Lester, and the people surrounding him over the course of a winter—separated by a hilarious Christmas trip to visit his parents in Wisconsin—in a pointedly forgettable Southern Illinois university town, are well wrought characters of realistic emptiness, who as often as not, find refuge in trivial identities that are little more than costumes within which one hides a pained soul. The mostly unseen hub of this story is Chicago, the dividing line between Lester’s past and present, his heaven and his hell, hovering like some inviting purgatory just beyond most the pages of this dark witty comedy of human snares.
Ann has a pleasing style, which is nicely accentuated by the hundred or so footnotes on mostly vaporous modern trivia inserted as if giving the future reader a clue as to how unfulfilling life in early 21st Century America had become for someone given to ponder. Lester is stricken with a number of phobias, one of which is automobiles, with his comic crossing of streets oozing with the potential for tragedy. Below are some of my favorite quotes from the text, followed by a passage from early in the book.
“…and the memory of who she was under the slime of these domestic years…”
“He had the right to be a brain on a stick, and the duty to be a warm father to his family”
“…philanthropy is repaid by the cosmos with disaster.”
“…pinhole cameras of their minds.”
“…deafened by the hum of the vacuum left behind by his hope.”
“The smart-assed little fruit of their former fun.”
“…large pickup trucks wandered at random, like monsters in a primitive video game.

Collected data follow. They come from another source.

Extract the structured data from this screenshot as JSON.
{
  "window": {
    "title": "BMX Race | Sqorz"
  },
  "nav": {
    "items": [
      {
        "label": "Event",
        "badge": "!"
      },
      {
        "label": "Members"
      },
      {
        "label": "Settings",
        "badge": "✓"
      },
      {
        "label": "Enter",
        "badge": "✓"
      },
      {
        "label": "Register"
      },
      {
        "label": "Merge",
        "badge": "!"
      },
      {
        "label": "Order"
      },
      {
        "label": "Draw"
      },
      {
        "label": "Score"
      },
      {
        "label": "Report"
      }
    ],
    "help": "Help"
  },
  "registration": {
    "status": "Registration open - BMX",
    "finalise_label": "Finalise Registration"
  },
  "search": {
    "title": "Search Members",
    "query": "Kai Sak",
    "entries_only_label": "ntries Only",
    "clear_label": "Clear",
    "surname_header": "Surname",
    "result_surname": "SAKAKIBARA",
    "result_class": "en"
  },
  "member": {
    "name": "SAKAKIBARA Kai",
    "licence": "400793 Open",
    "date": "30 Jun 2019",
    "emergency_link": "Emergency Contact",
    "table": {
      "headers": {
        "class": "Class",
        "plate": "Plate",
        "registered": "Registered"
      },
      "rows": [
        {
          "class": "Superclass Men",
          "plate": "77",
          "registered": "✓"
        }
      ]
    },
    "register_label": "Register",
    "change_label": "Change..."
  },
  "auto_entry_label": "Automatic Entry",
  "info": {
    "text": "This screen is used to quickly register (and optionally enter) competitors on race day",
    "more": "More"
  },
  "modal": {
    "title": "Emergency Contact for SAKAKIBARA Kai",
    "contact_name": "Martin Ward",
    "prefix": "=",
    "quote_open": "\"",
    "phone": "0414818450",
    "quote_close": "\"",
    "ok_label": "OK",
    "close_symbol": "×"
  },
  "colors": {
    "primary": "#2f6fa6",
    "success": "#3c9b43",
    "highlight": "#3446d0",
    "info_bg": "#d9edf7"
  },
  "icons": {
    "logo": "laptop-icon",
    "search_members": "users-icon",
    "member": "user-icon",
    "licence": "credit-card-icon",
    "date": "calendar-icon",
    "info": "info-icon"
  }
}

“He wore his thinnest coat. He almost went back inside to return it: the southern autumn air was soft. Big exotic fruits with convoluted green skins had dropped mashily from the trees overnight; the sidewalk seemed to be littered with the brains of small aliens. Semitropical birds chirruped. If it weren’t for the carpet of broken beer bottles that Lester could feel through the soles of his sneakers... if it weren’t for the leaf mold that made him feel feverish with allergy... if it weren’t for the regulation American males driving at sixty on the two major highways that ran through the student ghetto, crossed on campus, and serviced malls on either side before roaring off to parts more civilized... Lester might have thought it was a beautiful day.”
Ann should really try her hand at horror, as she treads close to the line here. Give Ann’s darkly humorous tale of an iron filament of a man adrift in a sea of magnets a read.
“The mind that clings is the loudest bird that sings.”